In General Relativity, a perfect fluid has vanishing viscous shear and vanishing heat flux respectively, so its stress-energy tensor is given by the well known expression:

$$T_{\mu\nu}=(\;\rho(r)+p(r)\;)u^{\mu}u^{\nu}+p(r)g^{\mu\nu}.$$

This expression is tensorial, so it doesn't depend on the system of coordinates. When dealing with a static and spherically symmetric spacetime, like with the metric element:

$$ds^{2}=-e^{\nu(r)}dt^{2}+e^{\lambda(r)}dr^{2}+r^{2}d\theta^{2}+r^{2}\sin^{2}\theta d\phi^{2},$$ in a co-moving frame, the above stress energy tensor becomes

$$T_{\mu\nu}={\rm diag}(\,\rho(r)\; e^{\nu(r)},p(r)\;e^{\lambda(r)}, p(r)\;r^{2},p(r)\;r^{2}\sin^{2}\theta\,).$$

What do they mean the components of $T_{\mu\nu}$?:

$T_{tt}=T_{00}=\rho(r)\; e^{\nu(r)}$ energy flux (mass density since the fluid is at rest).
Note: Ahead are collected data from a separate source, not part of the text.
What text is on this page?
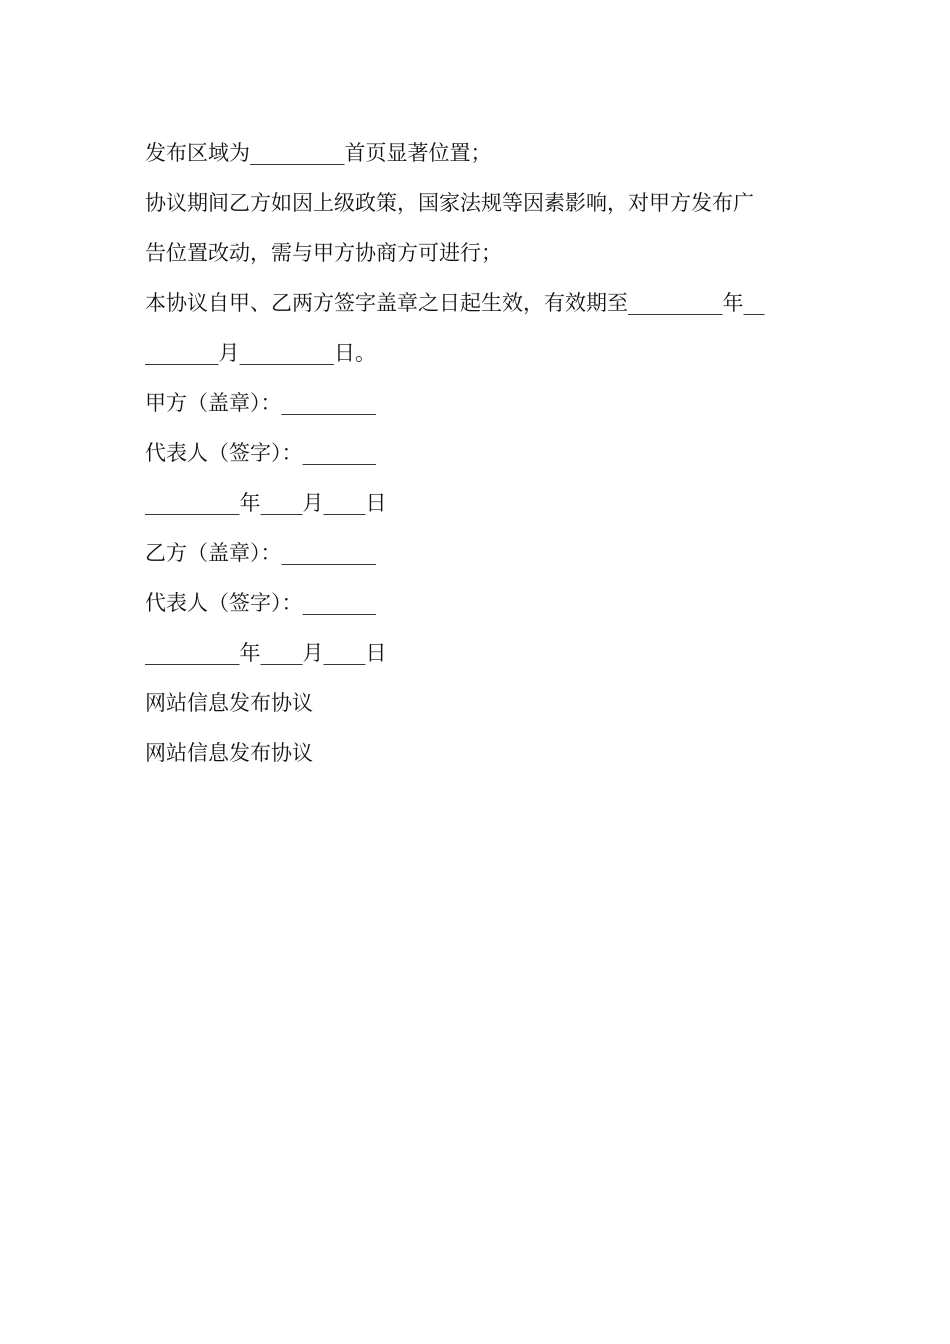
发布区域为_________首页显著位置；

协议期间乙方如因上级政策，国家法规等因素影响，对甲方发布广

告位置改动，需与甲方协商方可进行；

本协议自甲、乙两方签字盖章之日起生效，有效期至_________年__

_______月_________日。

甲方（盖章）：_________

代表人（签字）：_______

_________年____月____日

乙方（盖章）：_________

代表人（签字）：_______

_________年____月____日

网站信息发布协议

网站信息发布协议
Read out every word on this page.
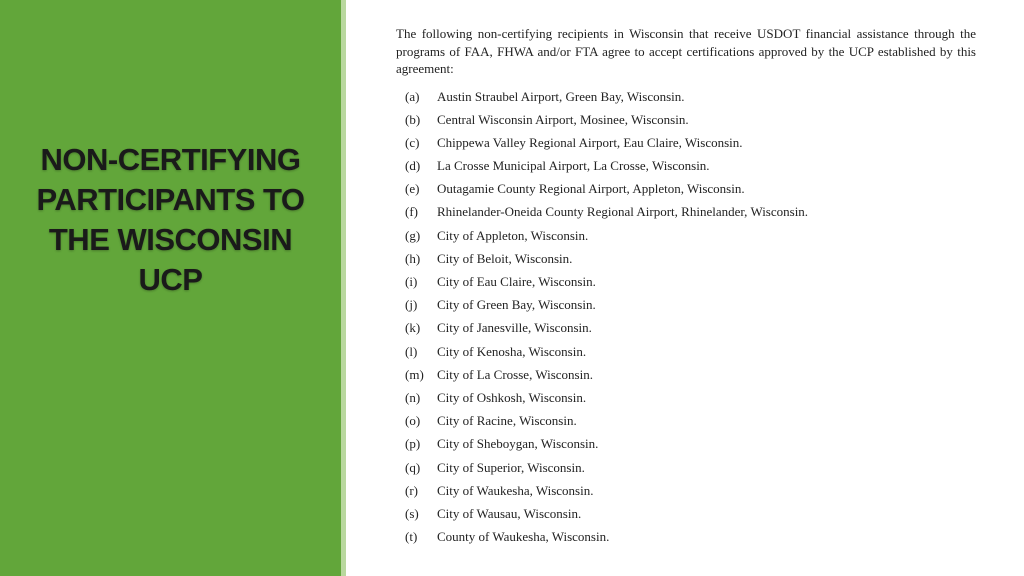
NON-CERTIFYING
PARTICIPANTS TO
THE WISCONSIN
UCP

The following non-certifying recipients in Wisconsin that receive USDOT financial assistance through the programs of FAA, FHWA and/or FTA agree to accept certifications approved by the UCP established by this agreement:

(a)	Austin Straubel Airport, Green Bay, Wisconsin.
(b)	Central Wisconsin Airport, Mosinee, Wisconsin.
(c)	Chippewa Valley Regional Airport, Eau Claire, Wisconsin.
(d)	La Crosse Municipal Airport, La Crosse, Wisconsin.
(e)	Outagamie County Regional Airport, Appleton, Wisconsin.
(f)	Rhinelander-Oneida County Regional Airport, Rhinelander, Wisconsin.
(g)	City of Appleton, Wisconsin.
(h)	City of Beloit, Wisconsin.
(i)	City of Eau Claire, Wisconsin.
(j)	City of Green Bay, Wisconsin.
(k)	City of Janesville, Wisconsin.
(l)	City of Kenosha, Wisconsin.
(m)	City of La Crosse, Wisconsin.
(n)	City of Oshkosh, Wisconsin.
(o)	City of Racine, Wisconsin.
(p)	City of Sheboygan, Wisconsin.
(q)	City of Superior, Wisconsin.
(r)	City of Waukesha, Wisconsin.
(s)	City of Wausau, Wisconsin.
(t)	County of Waukesha, Wisconsin.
$T_{rr}=T_{11}=p(r)\;e^{\lambda(r)}$ a radial pressure?

$T_{\theta\theta}=T_{22}=p(r)\;r^{2}$ an angular-azimuthal pressure?

$T_{\phi\phi}=T_{33}=p(r)\;r^{2}\sin^{2}\theta$ an angular-circular pressure?

Physically what do $T_{\theta\theta}$ and $T_{\phi\phi}$ mean?

Could one propose an anisotropic stress-energy tensor like

$$T_{\mu\nu}={\rm diag}(\,\rho(r)\; e^{\nu(r)},p_{r}(r)\;e^{\lambda(r)}, p_{\theta}(r)\;r^{2},p_{\theta}(r)\;r^{2}\sin^{2}\theta\,),$$

compatible with the static and spherical symmetry as long as $p_{r}(r)$ and $p_{\theta}(r)$ are connected through the compatibility relation: $\nabla_{\mu}T^{\mu\nu}=0$?

## Best Answer

Components of Stress-Energy Tensor, in any arbitary coordinates, are given by, $$ T_{{\mu}{\nu}} = T(\frac{\partial}{\partial x^{\mu}},\frac{\partial}{\partial x^{\nu}}) .$$ One can physically interpret them as follows: $ T_{{\mu}{\nu}}$, at a point P of space-time, tells the flow of $\mu ^{th} $ component of four momentum along the $\frac{\partial}{\partial x^{\nu}}$ direction. For example, $T_{00}$ denotes how much energy per unit volume is flowing in time direction, which is same as energy density. Similarly $T_{i0}$ denotes flow of momentum (not four momentum) per unit volume along time direction, that is momentum density.

Thus, $T_{ii}$ denotes flow of $i^{th}$ component of momentum along $\frac{\partial}{\partial x^i}$ direction. But that's the definition of pressure. Since pressure is a local phenomenon, even in curved space-time, it does not matter whether you work in curvilinear or rectilinear coordinates. Locally every transformation is linear enough to define pressure as we usually do.

In your example, $(\frac{\partial}{\partial r},\frac{\partial}{\partial \theta},\frac{\partial}{\partial \phi})$, at a point could be thought of constituting a Cartesian system. The radial direction could very well be defined as x direction, locally. Since pressure is also local, $T_{rr}$ denotes pressure along the radial direction. Same goes with other two directions. $T_{\theta \theta}$ and $T_{\phi \phi}$ denotes pressure along $\frac{\partial}{\partial \theta}$ and $\frac{\partial}{\partial \phi} $ directions respectively.

For the second part of your question, No, you cannot do that. That would break spherical symmetry. A concise explanation is: metric and matter are coupled by Einstein Field Equation. If one is not symmetric under rotations then other cannot be symmetric.

A detailed explanation: Assume metric is spherically symmetric and matter is given by, $$T_{\mu\nu}=diag(\,\rho(r)\; e^{\nu(r)},p_{r}(r)\;e^{\lambda(r)}, p_{\theta}(r)\;r^{2},p_{\theta}(r)\;r^{2}\sin^{2}\theta\,).$$ If metric is invariant under rotation so is Einstein Tensor, $G_{\mu \nu}$, as Einstein Tensor is made from metric tensor. We have following equation, $$ G_{\mu \nu}=\kappa T_{\mu \nu} .$$ The left hand side is invariant under rotation but right hand side is not. A contradiction! Therefore our assumption is wrong. Matter cannot be given by our proposed form.